As the first book-length qualitative research study I’ve read, I was encouraged to find that a thorough and rigorous empirical study could be documented in such a readable and engaging format. While I have several criticisms regarding some of the narrative choices made by Sirin and Fine in their organization of the book, I can offer only one comment concerning the study itself. In applying the methodological framework described by Lincoln and Guba, the one recognized omission is that Sirin and Fine did not specifically state they negotiated outcomes with their respondents during the preparation of the manuscript. Without knowing this for sure, I can only speculate two cases — they did not solicit comments, or they did but chose not to mention it in the book. My criticism, then, is that it would have been informative and beneficial for the reader if the authors had explained the reason for the omission.

Several aspects of the book’s organization caused me some difficulties as a reader. First, the non-linear organizational structure chosen by the authors made it impossible to discern the sequence of the study. Second, I was confused by the inclusion of so many different participant names. The authors highlighted six students in different chapters, but throughout the book also referred to or quoted a dozen or so others. I would have found it easier to relate to the students on a more personal and intimate basis if the authors had included more about the six highlighted students throughout the book, rather than in isolated profiles.
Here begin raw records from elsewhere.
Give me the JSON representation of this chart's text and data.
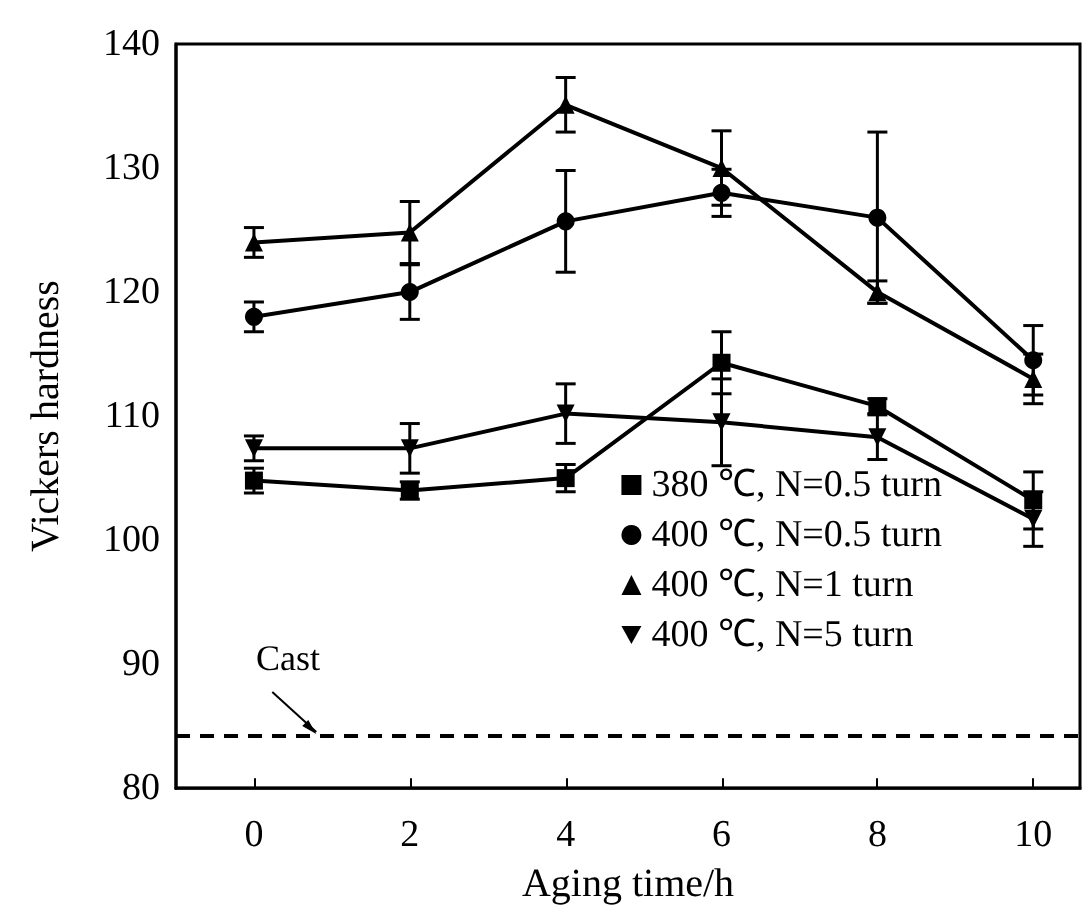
{
  "chart_data": {
    "type": "line",
    "xlabel": "Aging time/h",
    "ylabel": "Vickers hardness",
    "x": [
      0,
      2,
      4,
      6,
      8,
      10
    ],
    "xlim": [
      -1,
      10.6
    ],
    "xticks": [
      0,
      2,
      4,
      6,
      8,
      10
    ],
    "ylim": [
      80,
      140
    ],
    "yticks": [
      80,
      90,
      100,
      110,
      120,
      130,
      140
    ],
    "grid": false,
    "legend": "bottom right",
    "line_style": "solid",
    "series": [
      {
        "name": "380 ℃, N=0.5 turn",
        "color": "#000000",
        "marker": "square",
        "values": [
          104.8,
          104,
          105,
          114.3,
          110.8,
          103.2
        ],
        "errors": [
          1,
          0.7,
          1.1,
          2.5,
          0.6,
          2.3
        ]
      },
      {
        "name": "400 ℃, N=0.5 turn",
        "color": "#000000",
        "marker": "circle",
        "values": [
          118,
          120,
          125.7,
          128,
          126,
          114.5
        ],
        "errors": [
          1.2,
          2.2,
          4.1,
          1.9,
          6.9,
          2.8
        ]
      },
      {
        "name": "400 ℃, N=1 turn",
        "color": "#000000",
        "marker": "triangle",
        "values": [
          124,
          124.8,
          135.1,
          130,
          120,
          113
        ],
        "errors": [
          1.2,
          2.5,
          2.2,
          3,
          0.9,
          2
        ]
      },
      {
        "name": "400 ℃, N=5 turn",
        "color": "#000000",
        "marker": "triangle_down",
        "values": [
          107.4,
          107.4,
          110.2,
          109.5,
          108.3,
          101.7
        ],
        "errors": [
          1,
          2,
          2.4,
          3.5,
          1.8,
          2.2
        ]
      }
    ],
    "ref_lines": [
      {
        "axis": "y",
        "value": 84.2,
        "label": "Cast",
        "color": "#000000",
        "line_style": "dashed"
      }
    ]
  }
}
Third, although I very much appreciated the inclusion of the colorful identity maps, I found it cumbersome and interruptive to have to leaf to the back of the book to view the maps referenced in the text. (I realize this choice likely resulted from a publication necessity to colocate the glossy pages in order to reproduce the color artwork.)
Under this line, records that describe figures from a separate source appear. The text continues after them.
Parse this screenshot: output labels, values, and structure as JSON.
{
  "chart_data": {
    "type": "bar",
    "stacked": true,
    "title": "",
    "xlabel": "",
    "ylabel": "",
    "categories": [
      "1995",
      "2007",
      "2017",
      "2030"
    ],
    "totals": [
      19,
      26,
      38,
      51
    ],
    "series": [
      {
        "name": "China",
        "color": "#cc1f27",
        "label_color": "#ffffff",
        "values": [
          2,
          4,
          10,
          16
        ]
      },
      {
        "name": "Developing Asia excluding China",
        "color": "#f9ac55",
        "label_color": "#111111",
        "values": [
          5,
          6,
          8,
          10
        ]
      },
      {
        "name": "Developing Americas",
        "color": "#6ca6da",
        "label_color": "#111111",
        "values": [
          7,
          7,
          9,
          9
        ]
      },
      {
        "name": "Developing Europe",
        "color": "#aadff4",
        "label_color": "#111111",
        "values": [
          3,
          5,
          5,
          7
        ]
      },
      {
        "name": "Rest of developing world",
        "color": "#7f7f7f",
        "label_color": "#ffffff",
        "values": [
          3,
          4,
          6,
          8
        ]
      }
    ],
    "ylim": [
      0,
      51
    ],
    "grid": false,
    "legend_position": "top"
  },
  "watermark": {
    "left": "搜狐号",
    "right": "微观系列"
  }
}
Lastly, even though they did explain that references to “the hyphen” were to be taken figuratively (or metaphorically), I feel there is a legitimate case to be made that a literal hyphen (“Muslim-American”) may have provided a more effective construction in presenting their results. Had they chosen to use the actual hyphen, it would have been easier to visualize, and therefore easier to manipulate. For example, in discussing the categories that emerged from their analysis of the identity maps, Sirin and Fine could have demonstrated the joining effects on the hyphen in the case of those students who evidenced integrated identities (in which case the hyphen is appropriate), compared to those who felt parallel or non-integrated identities (no hyphen or perhaps “Muslim|American”), compared to those with conflictual identities (perhaps “Muslim/American”). This could have led to a more generalized discussion that challenges not only the appropriateness of the hyphen, but the appropriateness of all multiple-identity monikers (e.g., African Americans, Hispanic Americans, Native Americans, etc.). However, given the bounds of the research study as they defined it, their decision to use the figurative hyphen is understandable.

References

Creswell, J.W. (2007). Qualitative Inquiry & Research Design: Choosing among five approaches (Second Edition). Thousand Oaks, CA: Sage Publications, Inc.

Guba, E.G. and Lincoln, Y.S. (1994). Competing paradigms in qualitative research. In N.K. Denszin and Y.S. Lincoln (Eds.), Handbook of Qualitative Research (pp. 105-117). Thousand Oaks, CA: Sage Publications, Inc.

Lincoln, Y. and Guba, E. (1985). Naturalistic Inquiry. London: Sage Publications, Inc.

Sirin, S.R. and Fine, Michelle. (2008). Muslim American Youth: Understanding Hyphenated Identities through Multiple Methods. New York and London. New York University Press.